By BILL CHAISSON
An email, which came in response to yesterday’s editorial about the contemporary economic realities for small-town daily newspapers, outlined the struggle that a subscriber had with subscription billing when the Eagle Times switched to a new vendor for our website. As anyone who has attempted to do this with their own business will attest, moving all your content from one platform to another can be filled with hiccups that are often poorly explained or dealt with by your new vendor.
As a person in late middle-age I get frustrated with our economy’s present obsession with usernames, passwords, security questions, electronic accounts, online-only access to information, and all the “help” that comes along with it. I was a relatively early adopter to computer use. In early 1986 I sat down at a monitor hooked up to a microvax computer in an office in midtown Manhattan and began making spreadsheets with Lotus 1,2,3 on a dark screen with green letters. In those days I called up commercial developers, talked to them on the phone about rental prices per square foot in malls in Kansas City and Dallas and then entered the data into an electronic database. These days I could probably just get a username and password and get into their own electronic database and download the data I needed. Computers to me were primarily for work. The fact that my personal life has to be conducted through them now is annoying.
Newspapers were slow to embrace both computers and the internet. I remember on my journalism class field trip to the New York Times in 1977 that they had recently switched to new printing technology, but the old hot lead equipment was literally pushed aside and still standing along the walls. We were still doing cut and paste layouts in the early 1980s at the magazine I edited in college, but the newspaper I worked for in Ithaca only abandoned it in the late 1990s.
Early newspaper websites were all over the place in terms of their approach. Many companies were reluctant to “give away” their content and put online only a selection of what you found in the print edition. Or they simply posted “teasers” online that were supposed to induce you to purchase the print edition. Then the “pay wall” was invented, but found to be most effective for speciality publications that made proprietary information available to professionals (e.g., in finance or academia.)

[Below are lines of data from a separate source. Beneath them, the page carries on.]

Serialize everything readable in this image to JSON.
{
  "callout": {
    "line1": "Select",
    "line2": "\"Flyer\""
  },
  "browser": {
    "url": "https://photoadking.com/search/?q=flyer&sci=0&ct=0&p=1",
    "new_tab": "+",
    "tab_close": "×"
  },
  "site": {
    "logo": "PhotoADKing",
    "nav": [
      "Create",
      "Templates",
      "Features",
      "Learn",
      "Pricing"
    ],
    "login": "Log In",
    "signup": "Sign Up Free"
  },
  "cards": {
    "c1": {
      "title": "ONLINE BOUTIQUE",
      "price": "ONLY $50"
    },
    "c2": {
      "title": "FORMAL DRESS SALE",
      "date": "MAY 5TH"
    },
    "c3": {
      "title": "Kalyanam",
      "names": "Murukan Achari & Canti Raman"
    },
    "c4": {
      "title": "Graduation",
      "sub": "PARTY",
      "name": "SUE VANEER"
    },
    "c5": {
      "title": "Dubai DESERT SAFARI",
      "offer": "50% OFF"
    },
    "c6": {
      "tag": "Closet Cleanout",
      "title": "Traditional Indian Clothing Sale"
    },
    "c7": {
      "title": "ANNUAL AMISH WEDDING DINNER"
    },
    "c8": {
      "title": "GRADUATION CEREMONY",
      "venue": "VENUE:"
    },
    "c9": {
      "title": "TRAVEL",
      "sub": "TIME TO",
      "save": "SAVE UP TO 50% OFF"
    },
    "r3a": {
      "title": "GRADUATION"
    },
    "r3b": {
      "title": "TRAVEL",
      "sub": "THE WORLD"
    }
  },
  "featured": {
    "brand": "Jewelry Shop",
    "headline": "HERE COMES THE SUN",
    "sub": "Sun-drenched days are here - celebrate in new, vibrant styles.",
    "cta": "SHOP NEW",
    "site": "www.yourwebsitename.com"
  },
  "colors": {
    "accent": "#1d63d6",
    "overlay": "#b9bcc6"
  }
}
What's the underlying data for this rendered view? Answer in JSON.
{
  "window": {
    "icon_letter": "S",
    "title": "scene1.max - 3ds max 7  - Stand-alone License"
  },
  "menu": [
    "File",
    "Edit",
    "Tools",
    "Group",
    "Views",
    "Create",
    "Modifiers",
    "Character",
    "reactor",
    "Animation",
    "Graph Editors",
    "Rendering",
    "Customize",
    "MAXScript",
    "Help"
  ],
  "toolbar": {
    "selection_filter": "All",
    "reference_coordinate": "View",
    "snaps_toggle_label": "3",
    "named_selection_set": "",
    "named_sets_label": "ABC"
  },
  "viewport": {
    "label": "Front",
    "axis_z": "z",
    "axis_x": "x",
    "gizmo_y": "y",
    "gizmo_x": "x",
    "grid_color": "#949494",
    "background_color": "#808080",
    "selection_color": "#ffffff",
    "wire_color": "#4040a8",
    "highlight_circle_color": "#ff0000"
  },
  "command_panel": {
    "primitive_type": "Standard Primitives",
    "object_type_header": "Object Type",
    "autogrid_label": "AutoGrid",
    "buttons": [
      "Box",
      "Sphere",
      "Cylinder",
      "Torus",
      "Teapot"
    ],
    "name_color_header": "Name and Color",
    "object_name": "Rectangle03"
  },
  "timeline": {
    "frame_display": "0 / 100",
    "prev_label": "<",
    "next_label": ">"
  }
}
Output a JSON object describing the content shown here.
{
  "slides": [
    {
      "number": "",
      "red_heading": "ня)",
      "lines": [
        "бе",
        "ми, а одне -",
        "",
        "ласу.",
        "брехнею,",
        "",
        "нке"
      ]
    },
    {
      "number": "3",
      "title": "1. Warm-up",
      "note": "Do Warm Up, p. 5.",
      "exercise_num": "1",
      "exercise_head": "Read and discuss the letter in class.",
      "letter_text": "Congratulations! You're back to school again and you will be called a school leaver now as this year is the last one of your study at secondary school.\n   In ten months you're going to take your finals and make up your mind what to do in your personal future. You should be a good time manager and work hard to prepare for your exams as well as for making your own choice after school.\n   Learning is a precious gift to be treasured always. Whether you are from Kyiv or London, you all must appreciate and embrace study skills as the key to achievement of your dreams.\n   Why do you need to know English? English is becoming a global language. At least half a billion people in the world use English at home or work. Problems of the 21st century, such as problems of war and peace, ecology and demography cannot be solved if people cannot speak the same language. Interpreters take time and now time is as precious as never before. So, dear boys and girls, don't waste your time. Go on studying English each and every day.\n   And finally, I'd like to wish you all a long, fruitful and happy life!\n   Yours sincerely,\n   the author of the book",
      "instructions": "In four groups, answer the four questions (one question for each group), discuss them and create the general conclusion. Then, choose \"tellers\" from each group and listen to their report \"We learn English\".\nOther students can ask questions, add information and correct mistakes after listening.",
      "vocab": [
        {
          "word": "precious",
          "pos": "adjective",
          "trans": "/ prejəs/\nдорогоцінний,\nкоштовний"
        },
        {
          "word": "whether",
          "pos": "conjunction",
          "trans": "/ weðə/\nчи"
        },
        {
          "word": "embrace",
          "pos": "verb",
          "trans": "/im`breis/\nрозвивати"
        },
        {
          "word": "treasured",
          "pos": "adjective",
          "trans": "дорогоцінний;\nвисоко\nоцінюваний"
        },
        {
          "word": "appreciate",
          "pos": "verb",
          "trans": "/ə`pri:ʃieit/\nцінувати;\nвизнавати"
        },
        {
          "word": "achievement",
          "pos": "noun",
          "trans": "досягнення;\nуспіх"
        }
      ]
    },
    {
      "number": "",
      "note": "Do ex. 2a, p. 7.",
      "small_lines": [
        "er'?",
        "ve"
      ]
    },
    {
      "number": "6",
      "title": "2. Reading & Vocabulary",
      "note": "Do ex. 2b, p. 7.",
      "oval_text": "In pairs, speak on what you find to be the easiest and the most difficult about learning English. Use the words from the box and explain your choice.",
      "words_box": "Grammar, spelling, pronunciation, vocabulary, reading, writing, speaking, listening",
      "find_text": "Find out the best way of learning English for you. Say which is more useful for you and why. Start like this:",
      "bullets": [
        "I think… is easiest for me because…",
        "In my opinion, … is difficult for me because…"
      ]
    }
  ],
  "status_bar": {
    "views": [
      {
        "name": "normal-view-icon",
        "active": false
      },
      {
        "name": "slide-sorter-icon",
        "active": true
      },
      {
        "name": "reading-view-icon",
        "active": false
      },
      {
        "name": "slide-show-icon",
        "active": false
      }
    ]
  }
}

The pay wall became necessary because — for reasons that have never been well explained to me — online advertising was initially offered at rates that were absurdly lower than print rates. These online rates could not support the cost of printing the paper, but they needed to be because why would anyone buy a print ad when the online ads were cheaper and more and more people had ready access to electronic media? I certainly don’t think anyone in the “legacy” newspaper business foresaw people reading a newspaper on their phones. As a geezer myself, I am amazed that people accept the necessity of a larger and more expensive phone in order to be able to do everything that one is increasing required to do online. I still prefer a desktop computer to a laptop, a tablet or a phone, but hey, I got into this over 40 years ago.

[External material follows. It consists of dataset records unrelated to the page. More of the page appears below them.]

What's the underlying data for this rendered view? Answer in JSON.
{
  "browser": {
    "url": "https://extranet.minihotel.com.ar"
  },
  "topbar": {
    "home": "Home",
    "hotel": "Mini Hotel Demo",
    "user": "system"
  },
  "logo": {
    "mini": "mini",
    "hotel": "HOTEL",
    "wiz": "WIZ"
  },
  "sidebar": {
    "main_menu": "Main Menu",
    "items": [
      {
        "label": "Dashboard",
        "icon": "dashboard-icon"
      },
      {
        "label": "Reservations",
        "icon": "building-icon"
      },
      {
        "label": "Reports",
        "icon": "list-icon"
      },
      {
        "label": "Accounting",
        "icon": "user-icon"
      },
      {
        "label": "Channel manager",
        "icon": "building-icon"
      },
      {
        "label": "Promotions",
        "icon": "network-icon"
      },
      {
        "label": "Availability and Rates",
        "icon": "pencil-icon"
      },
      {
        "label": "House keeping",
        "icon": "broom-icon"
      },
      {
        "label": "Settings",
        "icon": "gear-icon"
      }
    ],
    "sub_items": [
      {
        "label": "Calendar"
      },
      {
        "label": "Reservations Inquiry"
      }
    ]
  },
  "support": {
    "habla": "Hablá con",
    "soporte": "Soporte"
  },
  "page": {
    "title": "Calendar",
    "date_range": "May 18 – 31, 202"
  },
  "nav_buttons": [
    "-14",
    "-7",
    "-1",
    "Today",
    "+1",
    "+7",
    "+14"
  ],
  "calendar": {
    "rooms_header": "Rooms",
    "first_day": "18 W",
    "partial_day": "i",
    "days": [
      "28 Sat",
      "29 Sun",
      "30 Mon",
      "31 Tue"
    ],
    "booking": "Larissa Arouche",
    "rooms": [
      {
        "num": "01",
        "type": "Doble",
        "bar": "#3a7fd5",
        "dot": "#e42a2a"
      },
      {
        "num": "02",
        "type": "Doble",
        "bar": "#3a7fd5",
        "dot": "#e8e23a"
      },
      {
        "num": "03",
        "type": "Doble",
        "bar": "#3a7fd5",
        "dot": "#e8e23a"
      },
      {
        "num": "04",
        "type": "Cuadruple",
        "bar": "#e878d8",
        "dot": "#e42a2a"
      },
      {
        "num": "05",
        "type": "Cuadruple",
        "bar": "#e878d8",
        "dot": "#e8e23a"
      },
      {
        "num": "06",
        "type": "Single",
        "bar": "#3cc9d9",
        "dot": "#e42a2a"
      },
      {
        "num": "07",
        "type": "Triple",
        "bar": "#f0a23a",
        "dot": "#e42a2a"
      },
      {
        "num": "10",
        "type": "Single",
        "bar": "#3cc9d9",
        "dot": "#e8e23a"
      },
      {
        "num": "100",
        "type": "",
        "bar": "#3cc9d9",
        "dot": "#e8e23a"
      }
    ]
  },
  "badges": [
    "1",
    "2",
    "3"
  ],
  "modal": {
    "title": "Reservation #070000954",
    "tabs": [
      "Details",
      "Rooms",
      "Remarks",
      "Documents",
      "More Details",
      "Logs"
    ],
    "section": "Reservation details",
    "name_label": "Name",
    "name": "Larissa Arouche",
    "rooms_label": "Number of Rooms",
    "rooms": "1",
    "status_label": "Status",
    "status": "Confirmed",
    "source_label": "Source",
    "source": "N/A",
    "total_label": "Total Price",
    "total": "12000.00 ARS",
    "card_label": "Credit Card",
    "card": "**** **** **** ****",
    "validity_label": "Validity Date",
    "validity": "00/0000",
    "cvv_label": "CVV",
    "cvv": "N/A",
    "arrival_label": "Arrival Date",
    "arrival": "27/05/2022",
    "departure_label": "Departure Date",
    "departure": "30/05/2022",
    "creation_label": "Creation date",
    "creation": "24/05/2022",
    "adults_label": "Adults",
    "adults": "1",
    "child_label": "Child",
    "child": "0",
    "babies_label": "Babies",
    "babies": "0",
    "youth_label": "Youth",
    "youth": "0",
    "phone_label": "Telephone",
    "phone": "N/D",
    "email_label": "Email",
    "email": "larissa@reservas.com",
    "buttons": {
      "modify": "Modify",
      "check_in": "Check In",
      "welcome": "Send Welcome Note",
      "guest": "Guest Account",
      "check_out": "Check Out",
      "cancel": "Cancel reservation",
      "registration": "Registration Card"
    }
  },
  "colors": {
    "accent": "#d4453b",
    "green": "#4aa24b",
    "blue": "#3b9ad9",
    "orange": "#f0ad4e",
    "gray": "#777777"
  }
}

Newspaper employees, in my experience, don’t tend to be techies. Yes, many younger ones use their phones for the same social and logistical reasons that most young people do, but those who work for print publications don’t tend to know all the shortcuts in the computer applications they use all the time nor do they wade into the backside of the newspaper’s website with any enthusiasm. They have nerdy friends who like that stuff, but those nerdy friends all work for online-only publications that are eating the lunch of the legacy publications. Consequently, newsrooms are often filled with (older and younger) folks who are either reluctant computer users or (younger) folks who are genuinely unfamiliar with looking at a print newspaper, so using a computer to make one is an abstract experience for them.

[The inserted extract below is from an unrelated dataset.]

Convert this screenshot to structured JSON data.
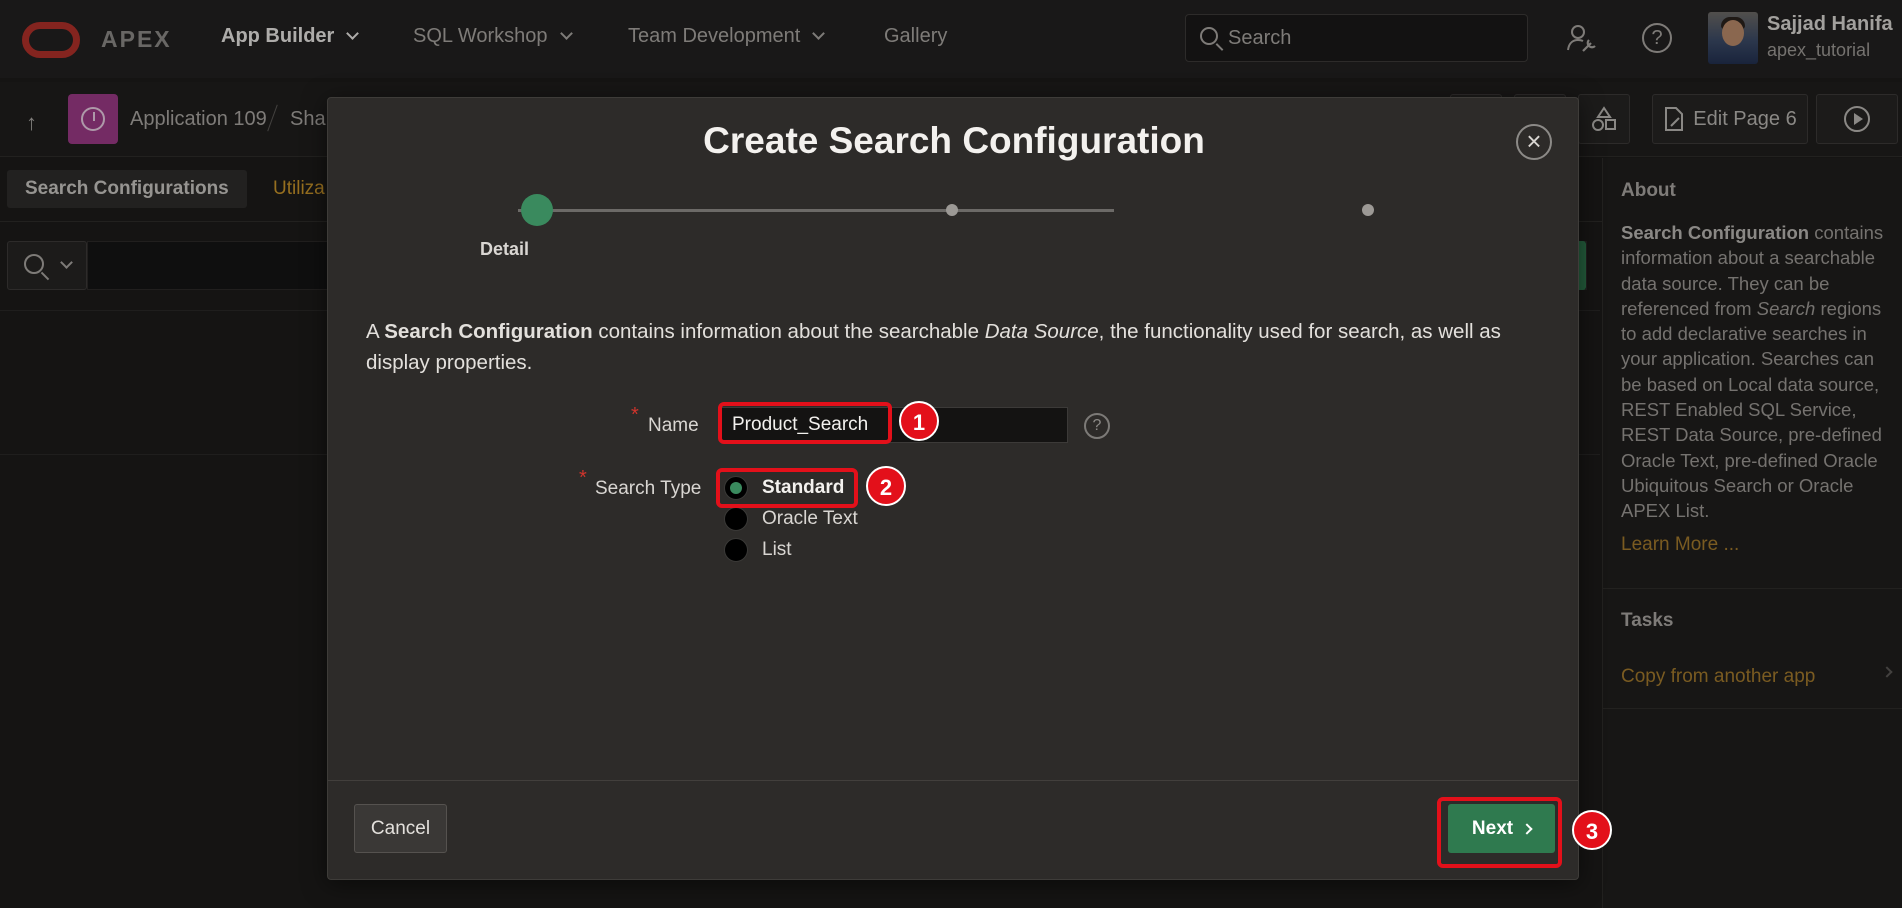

Until I moved to Claremont I thought that the newspaper website (where people increasingly land only because they have found social media posts used as click bait) was how most readers wanted to look at the newspaper. However, in Claremont many people still seem to like holding a newspaper in their hands. I love newspapers as aesthetic objects; I think they should be attractive and have definite ideas of what constitutes “attractive.” I would want to make a good looking print edition regardless of what most readers wanted; it is just the right thing to do. And yet, here people still like holding a paper in two hands and running their eyes across about four square feet of space. Thank you for that.
The Eagle Times posts to Facebook and Twitter and to the DailyUV, but admittedly in a desultory way. Larger newspapers have a “web editor” who is all about this task. Here it is just one more task for either me or the production manager. We know social media posting is important, but the print edition is our focus. We post our own local content to our website, but I periodically go through and “house clean,” i.e. post stuff that was forgotten, fix headlines that include typos or missing words etc. In other words, the electronic media are like rooms in our house that we know need tidying, but we just don’t get to as often because the kitchen needs so much attention.
So, if you know someone who got frustrated with our website transition or is tired of running through their five free articles per month after following Facebook links, tell them that print edition is still our focus and the website is entirely built out now.
Bill Chaisson is the editor of the Eagle Times, a full-time journalist since 2005, and is not about to embrace a paperless society.